As happens, the promise was made on another day to put it off for some time in the future that wouldn’t come, or, if it did, the promise would be forgotten or perhaps something else could take its place. Of course, children a known to remember such promises and have their ways of making sure you keep them.

“All right,” she found herself saying. “Just once. Today. Just once. This is it.” Breaking her resolution to stop qualifying — five more minutes, this last page, one more bite — and wishing, mid-speech, she would stop. She has tried. Just as she has tried to be more easygoing, but when push comes to shove, as it always will, she is not easygoing. And she qualifies.

What we get in this story is more than a simple trip to M&M World, thankfully. It’s a look at this single mother, who seems to have lost herself along the way, who seems tired and unhappy, as much as she really loves her two daughters. The story flashes back to a trip Ginny took with the girls’ father to Chile when she saw a whale up close. The girls’ father was on the other side of the boat and promised to get her if he saw anythhing; she, however, keeps it to herself. It then flashes forward to the loud, rather obnoxious world of Times Square, and Ginny isn’t looking in the right direction:

There are other things to fix, not just her yellow teeth.
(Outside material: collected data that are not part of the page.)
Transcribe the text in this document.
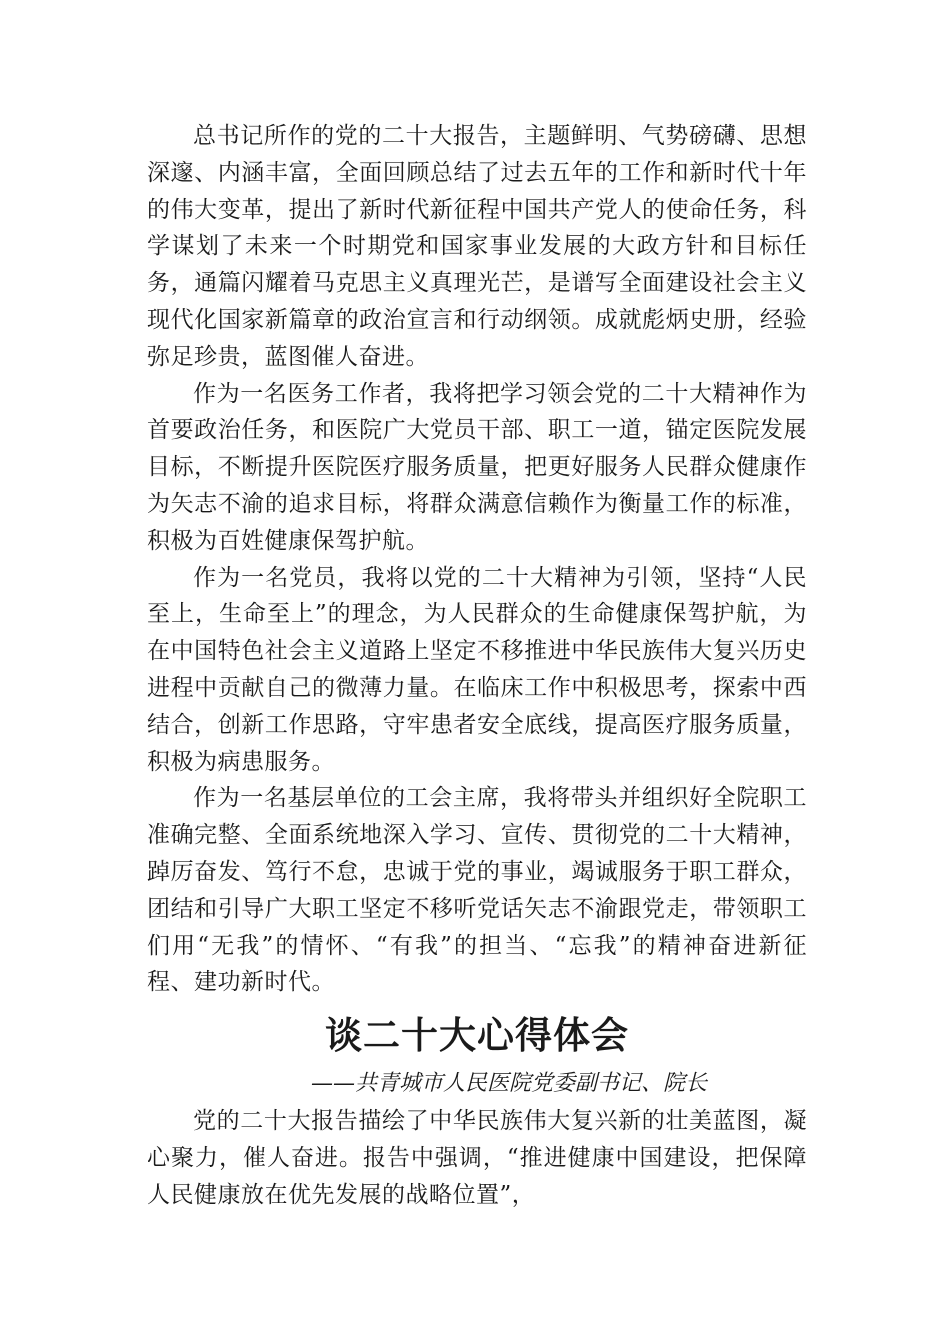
总书记所作的党的二十大报告，主题鲜明、气势磅礴、思想深邃、内涵丰富，全面回顾总结了过去五年的工作和新时代十年的伟大变革，提出了新时代新征程中国共产党人的使命任务，科学谋划了未来一个时期党和国家事业发展的大政方针和目标任务，通篇闪耀着马克思主义真理光芒，是谱写全面建设社会主义现代化国家新篇章的政治宣言和行动纲领。成就彪炳史册，经验弥足珍贵，蓝图催人奋进。

作为一名医务工作者，我将把学习领会党的二十大精神作为首要政治任务，和医院广大党员干部、职工一道，锚定医院发展目标，不断提升医院医疗服务质量，把更好服务人民群众健康作为矢志不渝的追求目标，将群众满意信赖作为衡量工作的标准，积极为百姓健康保驾护航。

作为一名党员，我将以党的二十大精神为引领，坚持“人民至上，生命至上”的理念，为人民群众的生命健康保驾护航，为在中国特色社会主义道路上坚定不移推进中华民族伟大复兴历史进程中贡献自己的微薄力量。在临床工作中积极思考，探索中西结合，创新工作思路，守牢患者安全底线，提高医疗服务质量，积极为病患服务。

作为一名基层单位的工会主席，我将带头并组织好全院职工准确完整、全面系统地深入学习、宣传、贯彻党的二十大精神，踔厉奋发、笃行不怠，忠诚于党的事业，竭诚服务于职工群众，团结和引导广大职工坚定不移听党话矢志不渝跟党走，带领职工们用“无我”的情怀、“有我”的担当、“忘我”的精神奋进新征程、建功新时代。

谈二十大心得体会

——共青城市人民医院党委副书记、院长

党的二十大报告描绘了中华民族伟大复兴新的壮美蓝图，凝心聚力，催人奋进。报告中强调，“推进健康中国建设，把保障人民健康放在优先发展的战略位置”，
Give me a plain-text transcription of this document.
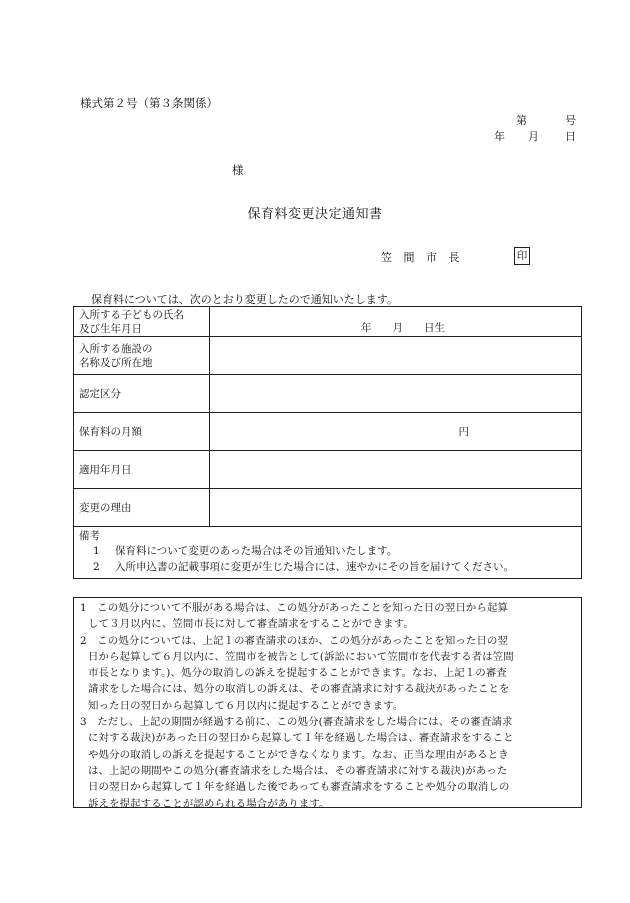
様式第２号（第３条関係）
第	号
年 月 日
様
保育料変更決定通知書
笠 間 市 長	印
保育料については、次のとおり変更したので通知いたします。
入所する子どもの氏名
及び生年月日	年　　月　　日生

入所する施設の
名称及び所在地	

認定区分	
保育料の月額	円
適用年月日	
変更の理由	

備考
1 保育料について変更のあった場合はその旨通知いたします。
2 入所申込書の記載事項に変更が生じた場合には、速やかにその旨を届けてください。	
1　この処分について不服がある場合は、この処分があったことを知った日の翌日から起算
して３月以内に、笠間市長に対して審査請求をすることができます。
2　この処分については、上記１の審査請求のほか、この処分があったことを知った日の翌
日から起算して６月以内に、笠間市を被告として(訴訟において笠間市を代表する者は笠間
市長となります。)、処分の取消しの訴えを提起することができます。なお、上記１の審査
請求をした場合には、処分の取消しの訴えは、その審査請求に対する裁決があったことを
知った日の翌日から起算して６月以内に提起することができます。
3　ただし、上記の期間が経過する前に、この処分(審査請求をした場合には、その審査請求
に対する裁決)があった日の翌日から起算して１年を経過した場合は、審査請求をすること
や処分の取消しの訴えを提起することができなくなります。なお、正当な理由があるとき
は、上記の期間やこの処分(審査請求をした場合は、その審査請求に対する裁決)があった
日の翌日から起算して１年を経過した後であっても審査請求をすることや処分の取消しの
訴えを提起することが認められる場合があります。
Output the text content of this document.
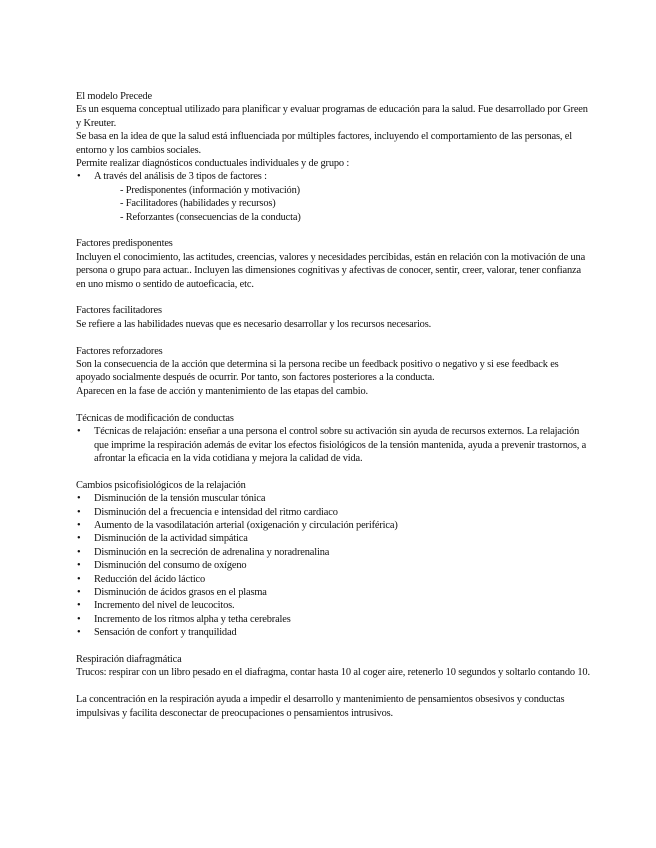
El modelo Precede

Es un esquema conceptual utilizado para planificar y evaluar programas de educación para la salud. Fue desarrollado por Green y Kreuter.

Se basa en la idea de que la salud está influenciada por múltiples factores, incluyendo el comportamiento de las personas, el entorno y los cambios sociales.

Permite realizar diagnósticos conductuales individuales y de grupo :

• A través del análisis de 3 tipos de factores :
- Predisponentes (información y motivación)
- Facilitadores (habilidades y recursos)
- Reforzantes (consecuencias de la conducta)

Factores predisponentes

Incluyen el conocimiento, las actitudes, creencias, valores y necesidades percibidas, están en relación con la motivación de una persona o grupo para actuar.. Incluyen las dimensiones cognitivas y afectivas de conocer, sentir, creer, valorar, tener confianza en uno mismo o sentido de autoeficacia, etc.

Factores facilitadores

Se refiere a las habilidades nuevas que es necesario desarrollar y los recursos necesarios.

Factores reforzadores

Son la consecuencia de la acción que determina si la persona recibe un feedback positivo o negativo y si ese feedback es apoyado socialmente después de ocurrir. Por tanto, son factores posteriores a la conducta.

Aparecen en la fase de acción y mantenimiento de las etapas del cambio.

Técnicas de modificación de conductas

• Técnicas de relajación: enseñar a una persona el control sobre su activación sin ayuda de recursos externos. La relajación que imprime la respiración además de evitar los efectos fisiológicos de la tensión mantenida, ayuda a prevenir trastornos, a afrontar la eficacia en la vida cotidiana y mejora la calidad de vida.

Cambios psicofisiológicos de la relajación

• Disminución de la tensión muscular tónica
• Disminución del a frecuencia e intensidad del ritmo cardiaco
• Aumento de la vasodilatación arterial (oxigenación y circulación periférica)
• Disminución de la actividad simpática
• Disminución en la secreción de adrenalina y noradrenalina
• Disminución del consumo de oxígeno
• Reducción del ácido láctico
• Disminución de ácidos grasos en el plasma
• Incremento del nivel de leucocitos.
• Incremento de los ritmos alpha y tetha cerebrales
• Sensación de confort y tranquilidad

Respiración diafragmática

Trucos: respirar con un libro pesado en el diafragma, contar hasta 10 al coger aire, retenerlo 10 segundos y soltarlo contando 10.

La concentración en la respiración ayuda a impedir el desarrollo y mantenimiento de pensamientos obsesivos y conductas impulsivas y facilita desconectar de preocupaciones o pensamientos intrusivos.
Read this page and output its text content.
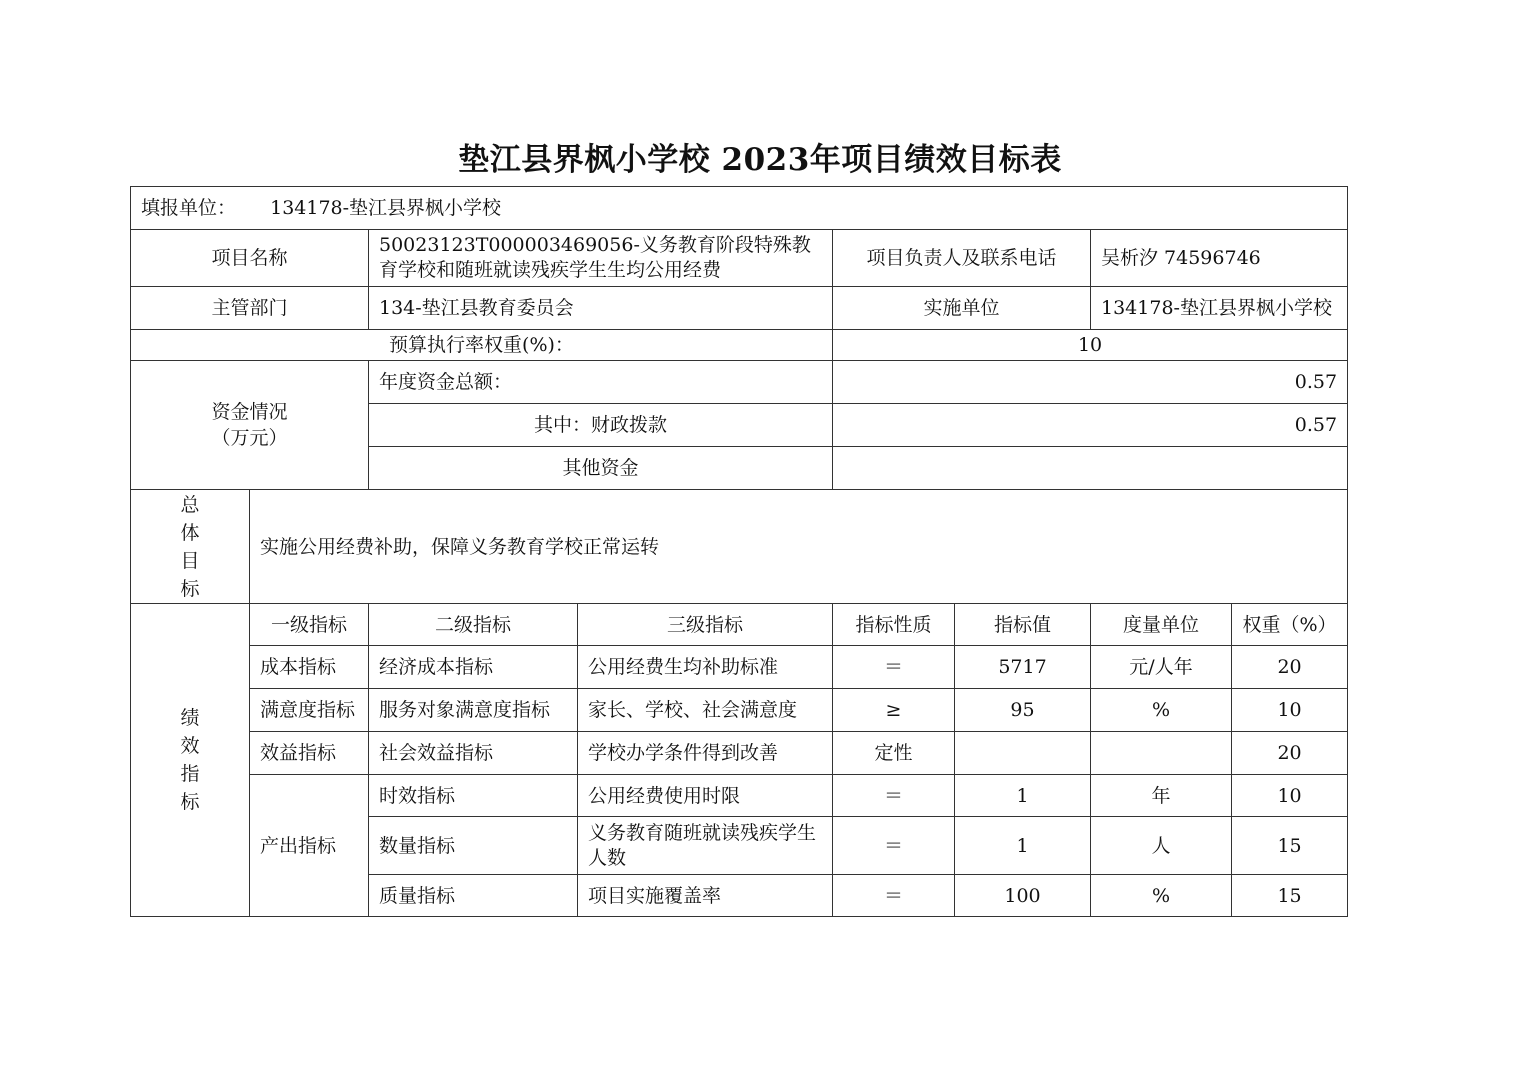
垫江县界枫小学校 2023年项目绩效目标表
填报单位： 134178-垫江县界枫小学校							
项目名称		50023123T000003469056-义务教育阶段特殊教育学校和随班就读残疾学生生均公用经费		项目负责人及联系电话		吴析汐 74596746	
主管部门		134-垫江县教育委员会		实施单位		134178-垫江县界枫小学校	
预算执行率权重(%)：				10			
资金情况
（万元）		年度资金总额：		0.57			
		其中：财政拨款		0.57			
		其他资金					

总
体
目
标	实施公用经费补助，保障义务教育学校正常运转						

绩
效
指
标	一级指标	二级指标	三级指标	指标性质	指标值	度量单位	权重（%）
	成本指标	经济成本指标	公用经费生均补助标准	＝	5717	元/人年	20
	满意度指标	服务对象满意度指标	家长、学校、社会满意度	≥	95	%	10
	效益指标	社会效益指标	学校办学条件得到改善	定性			20
	产出指标	时效指标	公用经费使用时限	＝	1	年	10
		数量指标	义务教育随班就读残疾学生人数	＝	1	人	15
		质量指标	项目实施覆盖率	＝	100	%	15
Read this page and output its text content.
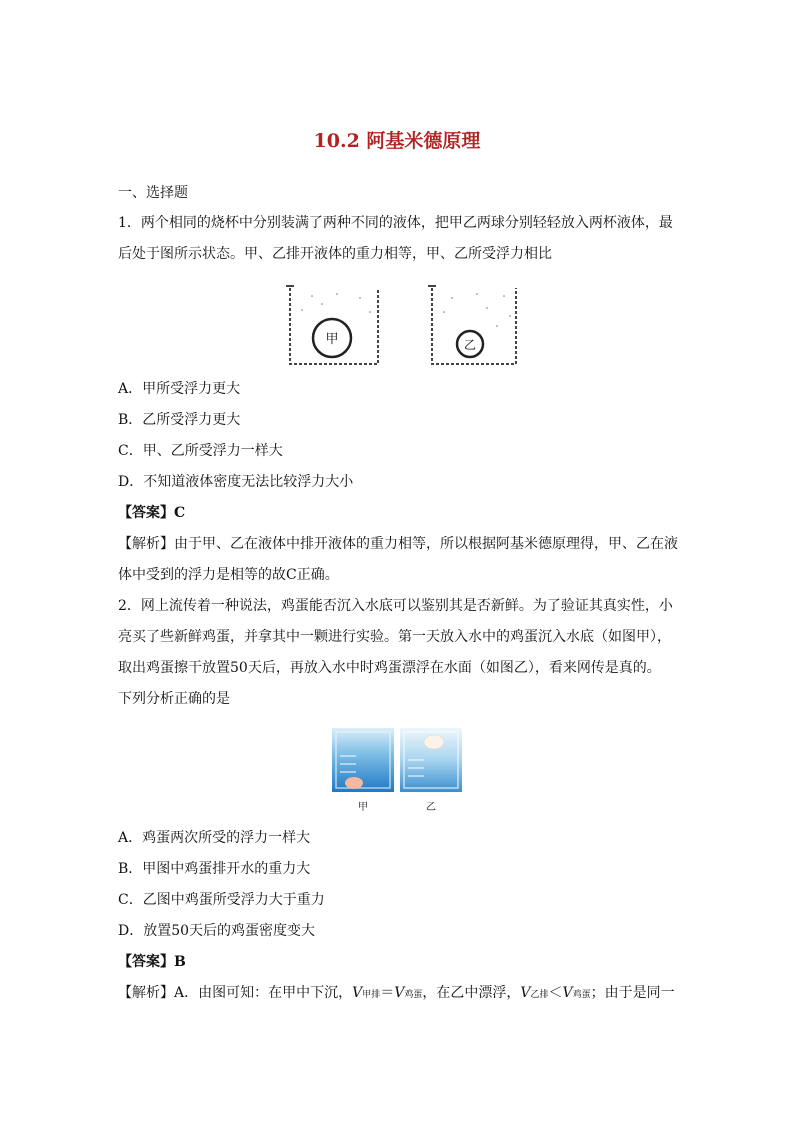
10.2 阿基米德原理
一、选择题
1．两个相同的烧杯中分别装满了两种不同的液体，把甲乙两球分别轻轻放入两杯液体，最
后处于图所示状态。甲、乙排开液体的重力相等，甲、乙所受浮力相比
甲	乙
A．甲所受浮力更大
B．乙所受浮力更大
C．甲、乙所受浮力一样大
D．不知道液体密度无法比较浮力大小
【答案】C
【解析】由于甲、乙在液体中排开液体的重力相等，所以根据阿基米德原理得，甲、乙在液
体中受到的浮力是相等的故C正确。
2．网上流传着一种说法，鸡蛋能否沉入水底可以鉴别其是否新鲜。为了验证其真实性，小
亮买了些新鲜鸡蛋，并拿其中一颗进行实验。第一天放入水中的鸡蛋沉入水底（如图甲），
取出鸡蛋擦干放置50天后，再放入水中时鸡蛋漂浮在水面（如图乙），看来网传是真的。
下列分析正确的是
甲	乙
A．鸡蛋两次所受的浮力一样大
B．甲图中鸡蛋排开水的重力大
C．乙图中鸡蛋所受浮力大于重力
D．放置50天后的鸡蛋密度变大
【答案】B
【解析】A．由图可知：在甲中下沉，V甲排＝V鸡蛋，在乙中漂浮，V乙排＜V鸡蛋；由于是同一
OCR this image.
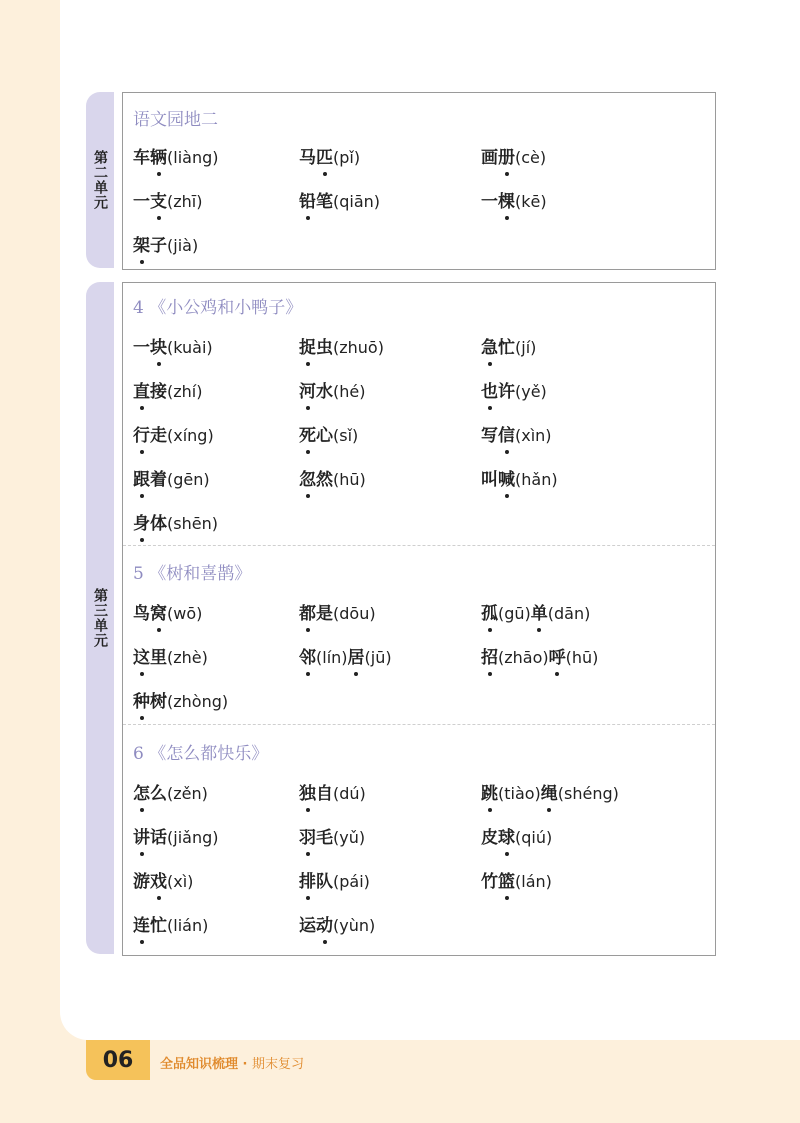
第二单元
语文园地二
车辆(liàng)	马匹(pǐ)	画册(cè)
一支(zhī)	铅笔(qiān)	一棵(kē)
架子(jià)
第三单元
4 《小公鸡和小鸭子》
5 《树和喜鹊》
6 《怎么都快乐》
一块(kuài)	捉虫(zhuō)	急忙(jí)
直接(zhí)	河水(hé)	也许(yě)
行走(xíng)	死心(sǐ)	写信(xìn)
跟着(gēn)	忽然(hū)	叫喊(hǎn)
身体(shēn)
鸟窝(wō)	都是(dōu)	孤(gū)单(dān)
这里(zhè)	邻(lín)居(jū)	招(zhāo)呼(hū)
种树(zhòng)
怎么(zěn)	独自(dú)	跳(tiào)绳(shéng)
讲话(jiǎng)	羽毛(yǔ)	皮球(qiú)
游戏(xì)	排队(pái)	竹篮(lán)
连忙(lián)	运动(yùn)
06	全品知识梳理 · 期末复习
She needs some spots removed from her skin; she needs to dye her gray roots, the stubborn tuft that refuses to blend. She could use somehting for her posture — Pilates — and she’s overdue a mammogram, a bone scan, a colonoscopy. She needs a new coat, an elegant one like those she’s seen on other mothers, something stylish to go with the other stylish clothes she means to buy, and the boots, the right boots, not just the galoshes she’s slipped on every morning all winter; it’s spring now, isn’t it?

Perhaps my principal issue with this story, which becomes tense and is, I think, quite well written on a sentence-by-sentence level (she paces her sentences nicely), is that this story of a  is fairly familiar territory and I didn’t feel that adding the whale really elevated this story. Perhaps I’ll feel differently after I’ve mulled it over more in my mind, but I’m not counting on it. I remember almost everything about reading The Gardens of Kyoto. I picked it up late one night at a bookstore, attracted by its cover more than anything. It was an assignment for a class I was taking — go find some new book you have never heard of and read it. That night my car blew a tire and the next morning I read most of the book while waiting at the mechanics for new tires. The television was carrying the news of the Queen Mother’s death. For late March, it was beautiful weather in Idaho. I remember almost nothing about the book itself, though, which is strange because usually when I have such strong associations with my surroundings I can remember individual paragraphs and where they were on the page. I believe I will find this story just as forgettable, even if I’ll never be able to forget that M&M scaling the Empire State Building.